“It is not the grade,” remarked the Professor, quietly, “as perhaps you will learn. I am sorry for the mules, too; but it is better to risk them than something more important.”

“Why, you speak as though there were some danger about it!” said the younger man, who was now striding sturdily along, leaving his animal to follow. Many a time he had climbed Pike’s Peak and its brother giants of Colorado, and once had stood on the cone of Popocatépetl. A peak was nothing to him; and as for this excellent path—pooh! It was mere child’s play.

The Professor watched him without a word, but with an expression half quizzical, half grave. After a hundred yards he spoke:

“You don’t seem quite so springy, Barton. I never saw you heavy-footed before.”

“Well, the truth is, Professor,” gasped Barton, rather shamefacedly, “I feel most remarkably queer. My knees ache as they never did before—though I wouldn’t mind that so much. But I cannot seem to breathe well. Here my heart and lungs are pounding away, as if I’d been sprinting for the 220-yard record! It’s enough to make a man ashamed of himself.”

“No cause at all for shame, my dear boy; you are simply learning what everyone has to learn who tempts great altitudes. Now get on your mule.”

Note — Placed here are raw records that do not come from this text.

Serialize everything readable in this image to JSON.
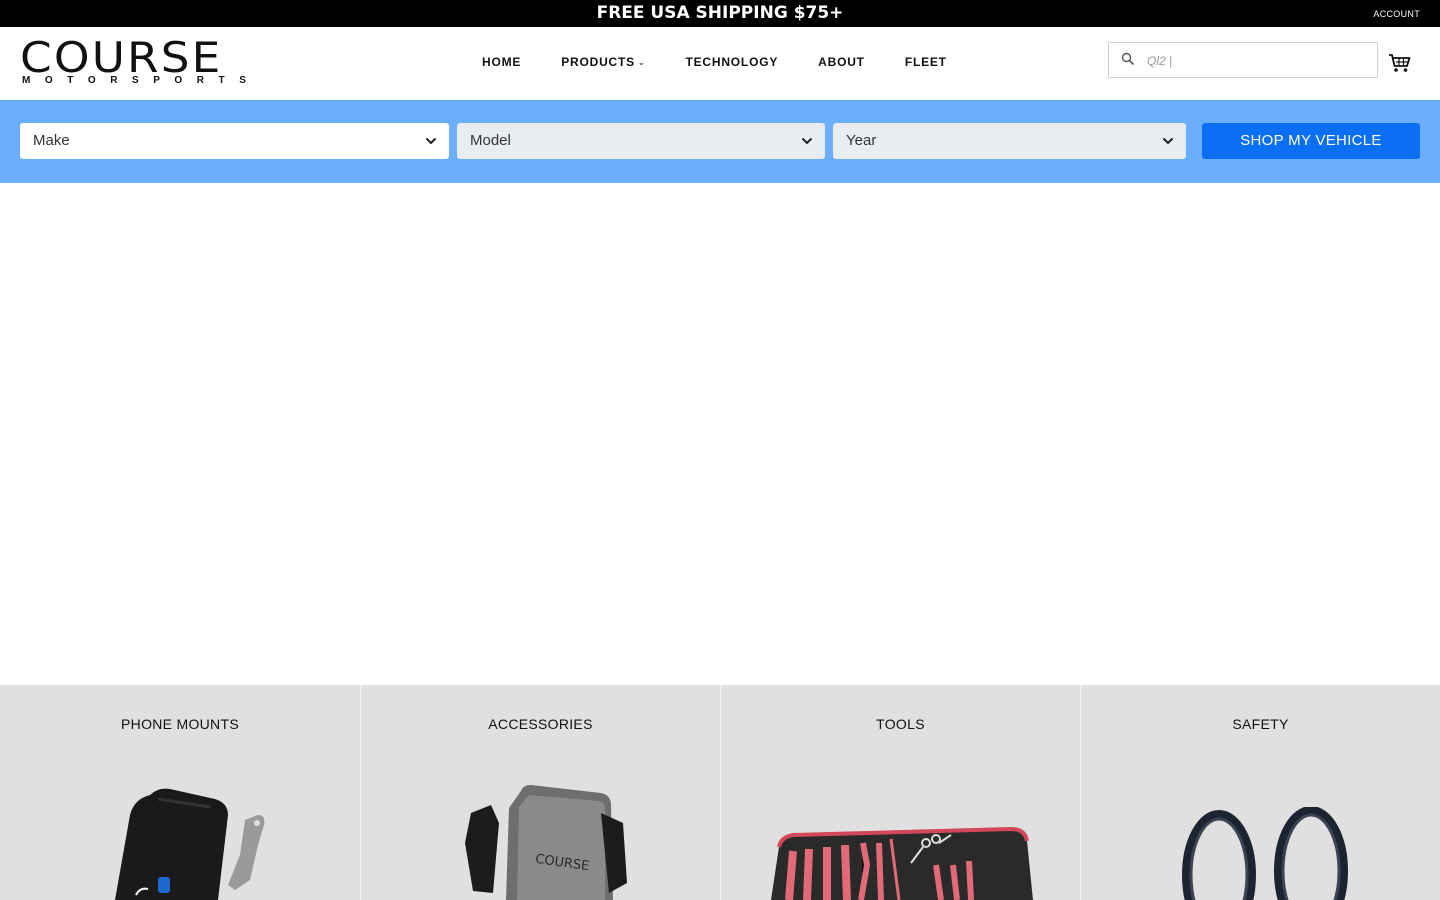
{
  "announcement": {
    "text": "FREE USA SHIPPING $75+",
    "account_label": "ACCOUNT"
  },
  "header": {
    "logo": {
      "word": "COURSE",
      "sub_letters": [
        "M",
        "O",
        "T",
        "O",
        "R",
        "S",
        "P",
        "O",
        "R",
        "T",
        "S"
      ]
    },
    "nav": [
      {
        "label": "HOME"
      },
      {
        "label": "PRODUCTS",
        "has_dropdown": true
      },
      {
        "label": "TECHNOLOGY"
      },
      {
        "label": "ABOUT"
      },
      {
        "label": "FLEET"
      }
    ],
    "search": {
      "value": "Ql2 |"
    }
  },
  "finder": {
    "make": "Make",
    "model": "Model",
    "year": "Year",
    "button": "SHOP MY VEHICLE",
    "band_color": "#6aaefc",
    "button_color": "#0a6ff2"
  },
  "categories": [
    {
      "title": "PHONE MOUNTS",
      "icon": "phone-mount-image"
    },
    {
      "title": "ACCESSORIES",
      "icon": "phone-holder-image"
    },
    {
      "title": "TOOLS",
      "icon": "tool-kit-image"
    },
    {
      "title": "SAFETY",
      "icon": "rings-image"
    }
  ]
}
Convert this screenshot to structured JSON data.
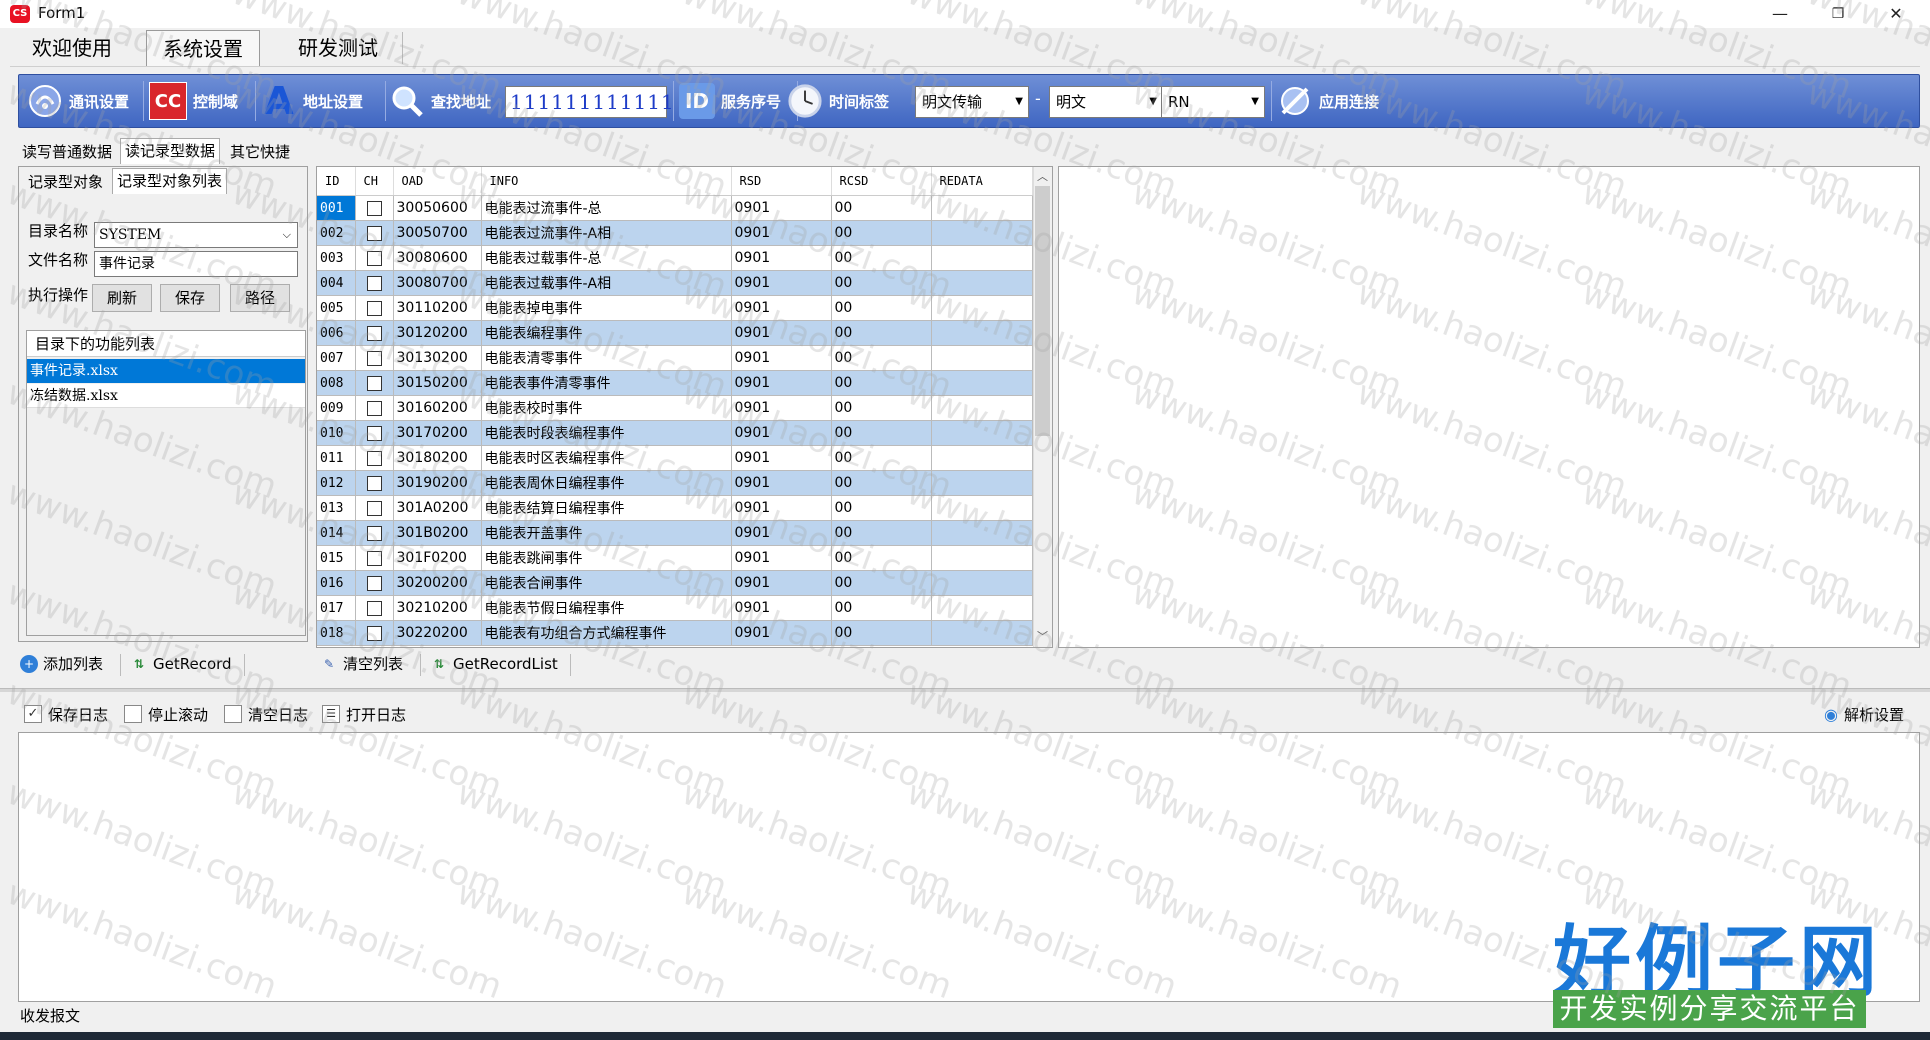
{
  "window": {
    "title": "Form1",
    "icon_text": "CS",
    "minimize": "—",
    "restore": "❐",
    "close": "✕"
  },
  "main_tabs": [
    "欢迎使用",
    "系统设置",
    "研发测试"
  ],
  "toolbar": {
    "comm_settings": "通讯设置",
    "cc_icon": "CC",
    "control_domain": "控制域",
    "address_icon": "A",
    "address_settings": "地址设置",
    "find_address": "查找地址",
    "address_value": "111111111111",
    "id_icon": "ID",
    "service_seq": "服务序号",
    "time_tag": "时间标签",
    "transfer_mode": "明文传输",
    "mode": "明文",
    "rn": "RN",
    "app_connect": "应用连接",
    "dash": "-"
  },
  "sub_tabs": [
    "读写普通数据",
    "读记录型数据",
    "其它快捷"
  ],
  "left_tabs": [
    "记录型对象",
    "记录型对象列表"
  ],
  "left_panel": {
    "dir_label": "目录名称",
    "dir_value": "SYSTEM",
    "file_label": "文件名称",
    "file_value": "事件记录",
    "exec_label": "执行操作",
    "refresh": "刷新",
    "save": "保存",
    "path": "路径",
    "list_header": "目录下的功能列表",
    "files": [
      "事件记录.xlsx",
      "冻结数据.xlsx"
    ]
  },
  "grid": {
    "columns": [
      "ID",
      "CH",
      "OAD",
      "INFO",
      "RSD",
      "RCSD",
      "REDATA"
    ],
    "rows": [
      {
        "id": "001",
        "oad": "30050600",
        "info": "电能表过流事件-总",
        "rsd": "0901",
        "rcsd": "00"
      },
      {
        "id": "002",
        "oad": "30050700",
        "info": "电能表过流事件-A相",
        "rsd": "0901",
        "rcsd": "00"
      },
      {
        "id": "003",
        "oad": "30080600",
        "info": "电能表过载事件-总",
        "rsd": "0901",
        "rcsd": "00"
      },
      {
        "id": "004",
        "oad": "30080700",
        "info": "电能表过载事件-A相",
        "rsd": "0901",
        "rcsd": "00"
      },
      {
        "id": "005",
        "oad": "30110200",
        "info": "电能表掉电事件",
        "rsd": "0901",
        "rcsd": "00"
      },
      {
        "id": "006",
        "oad": "30120200",
        "info": "电能表编程事件",
        "rsd": "0901",
        "rcsd": "00"
      },
      {
        "id": "007",
        "oad": "30130200",
        "info": "电能表清零事件",
        "rsd": "0901",
        "rcsd": "00"
      },
      {
        "id": "008",
        "oad": "30150200",
        "info": "电能表事件清零事件",
        "rsd": "0901",
        "rcsd": "00"
      },
      {
        "id": "009",
        "oad": "30160200",
        "info": "电能表校时事件",
        "rsd": "0901",
        "rcsd": "00"
      },
      {
        "id": "010",
        "oad": "30170200",
        "info": "电能表时段表编程事件",
        "rsd": "0901",
        "rcsd": "00"
      },
      {
        "id": "011",
        "oad": "30180200",
        "info": "电能表时区表编程事件",
        "rsd": "0901",
        "rcsd": "00"
      },
      {
        "id": "012",
        "oad": "30190200",
        "info": "电能表周休日编程事件",
        "rsd": "0901",
        "rcsd": "00"
      },
      {
        "id": "013",
        "oad": "301A0200",
        "info": "电能表结算日编程事件",
        "rsd": "0901",
        "rcsd": "00"
      },
      {
        "id": "014",
        "oad": "301B0200",
        "info": "电能表开盖事件",
        "rsd": "0901",
        "rcsd": "00"
      },
      {
        "id": "015",
        "oad": "301F0200",
        "info": "电能表跳闸事件",
        "rsd": "0901",
        "rcsd": "00"
      },
      {
        "id": "016",
        "oad": "30200200",
        "info": "电能表合闸事件",
        "rsd": "0901",
        "rcsd": "00"
      },
      {
        "id": "017",
        "oad": "30210200",
        "info": "电能表节假日编程事件",
        "rsd": "0901",
        "rcsd": "00"
      },
      {
        "id": "018",
        "oad": "30220200",
        "info": "电能表有功组合方式编程事件",
        "rsd": "0901",
        "rcsd": "00"
      }
    ]
  },
  "actions": {
    "add_list": "添加列表",
    "get_record": "GetRecord",
    "clear_list": "清空列表",
    "get_record_list": "GetRecordList"
  },
  "log": {
    "save_log": "保存日志",
    "stop_scroll": "停止滚动",
    "clear_log": "清空日志",
    "open_log": "打开日志",
    "parse_settings": "解析设置",
    "status_tab": "收发报文"
  },
  "watermark": "www.haolizi.com",
  "brand": {
    "main": "好例子网",
    "sub": "开发实例分享交流平台"
  }
}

“No, I’ll wear this thing off!” cried the athlete, impatiently. “I’m no puny boy, to give up just because I feel a little wrong. I’ll just keep at it, and beat it yet!”

“Barton,” said the older man, in a tone his companion had never heard him use before, “you get on that mule, and let us have no more nonsense. I like your pluck; and it is because you have more real ‘sand’ (as they say in our West) than any young man I know, that I picked you out for this journey. But courage is a dangerous thing unless you mix it with brains. You must learn that there are some things pluck cannot overcome—and this is one of them. Mount, then!”

Barton obeyed with rather an ill grace, and promptly got angrier with himself at realizing what a relief it was to be perched again in the ridiculously comfortable Peruvian saddle. He could not get over a feeling of shame that the muscles which had borne the cruelest tests of the frontier should now have “played the baby,” as he put it; and he rode on somewhat sulkily.